On July 28, 1976, flying out of Beale Air Force Base in California, a two-man crew comprising Capt. Eldon W. Joersz and Maj. George T. Morgan took off in a Lockheed SR-71 “Blackbird”. On this flight, they reached speeds of 2,194 mph (3,529.56 km/h) which to this day is still an airspeed record. But around this time, US Congress was already looking to kill off the plane amid budget concerns.
The SR-71’s maiden flight was in 1964 (this year marks the 50th anniversary) and considering it’s based on engine technology from the 1950s, and designed by men with slide rules and pencils, it’s a staggering piece of aviation engineering. But as with many great things, it was bureaucracy that killed it.
Funding for the SR-71 came out of US Air Force’s budget, but it was mostly used by the CIA. It never really had full support in the Air Force and the cost of running the SR fleet was huge. By the 1980s it cost Dhs955 million annually. The Air Force soon saw the SR-71 as a bargaining chip which could be sacrificed to ensure the survival of other priorities.
Technically it was brilliant. It flew at an extreme velocity of Mach 3.5 at near-space altitude and was near-invisible to radar. It flew so high and fast that it could neither be intercepted nor shot down. If missiles were ever fired at the SR-71 it simply accelerated and watched them get smaller in the rear-view mirror. But it was not flawless.
Imagery and radar data captured could not be accessed until the plane had landed as there was no live link with the ground. In the era of increased satellite coverage this made the SR-71 appear outmoded. And satellites never have to invade foreign airspace. A datalink for the SR-71 was flight tested in 1980 but reportedly the USAF ordered that the system not be installed in what’s tantamount to petty interdepartmental fighting.
Crucially, Secretary of Defence Dick Cheney, who didn’t like the plane back when he was a Congressman, was persuaded to kill the SR-71, despite Congress’ willingness to continue funding the programme. He became Secretary of Defence in March 1989 and the plane was retired later that year. As if you needed another reason to dislike Dick Cheney.
Then, during Operation Desert Storm, General Norman Schwarzkopf was dismayed to discover that the reconnaissance an SR-71 could have provided was now unavailable. Satellites may be able to provide images in near-real time but the problem was a satellite’s orbit is fixed and people can work out when it’s coming. And if the area you need to see is not under the satellite at the time you need it, then tough. Not ideal when you’re hunting mobile Scud missile sites. SR-71s could be deployed within hours to anywhere.
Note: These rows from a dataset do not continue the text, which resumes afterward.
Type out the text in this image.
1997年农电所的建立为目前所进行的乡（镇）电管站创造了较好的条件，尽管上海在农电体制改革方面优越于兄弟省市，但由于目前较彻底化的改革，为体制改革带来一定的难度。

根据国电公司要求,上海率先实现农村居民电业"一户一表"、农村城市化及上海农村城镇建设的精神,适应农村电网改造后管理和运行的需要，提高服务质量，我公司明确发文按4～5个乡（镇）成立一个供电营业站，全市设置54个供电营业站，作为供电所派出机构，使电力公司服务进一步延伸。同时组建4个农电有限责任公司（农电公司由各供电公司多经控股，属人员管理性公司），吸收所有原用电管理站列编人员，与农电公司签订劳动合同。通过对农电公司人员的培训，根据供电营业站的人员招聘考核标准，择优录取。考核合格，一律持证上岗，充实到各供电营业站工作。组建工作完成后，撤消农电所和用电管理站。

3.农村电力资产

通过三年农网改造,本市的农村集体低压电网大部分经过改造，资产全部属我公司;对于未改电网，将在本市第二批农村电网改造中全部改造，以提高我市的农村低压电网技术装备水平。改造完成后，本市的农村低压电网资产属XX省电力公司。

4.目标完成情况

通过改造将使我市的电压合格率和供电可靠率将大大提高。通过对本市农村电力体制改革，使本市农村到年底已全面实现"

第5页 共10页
As a result the US Congress re-examined the SR-71 and beginning in 1993 three planes were briefly returned to service, now with live image relay systems. The plane was permanently retired from active service in 1998.
In November of last year Lockheed Martin told Aviation Week that it may have a scaled demonstrator of the (tentatively-named) SR-72 flying by 2023. Smaller, “optionally piloted” and capable of flying twice as fast, the SR-72 could enter service by 2030.
Many aviation experts, however, have suggested that the replacement is already in existence, if not in service. There is the semi-mythical Aurora project, for example. And certainly there have been documented billions spent on prototypes that have never officially been released.
After all, you don’t really think all those unexplained sonic booms and unidentified flying objects over Area-51 in southern Nevada are actually aliens, do you?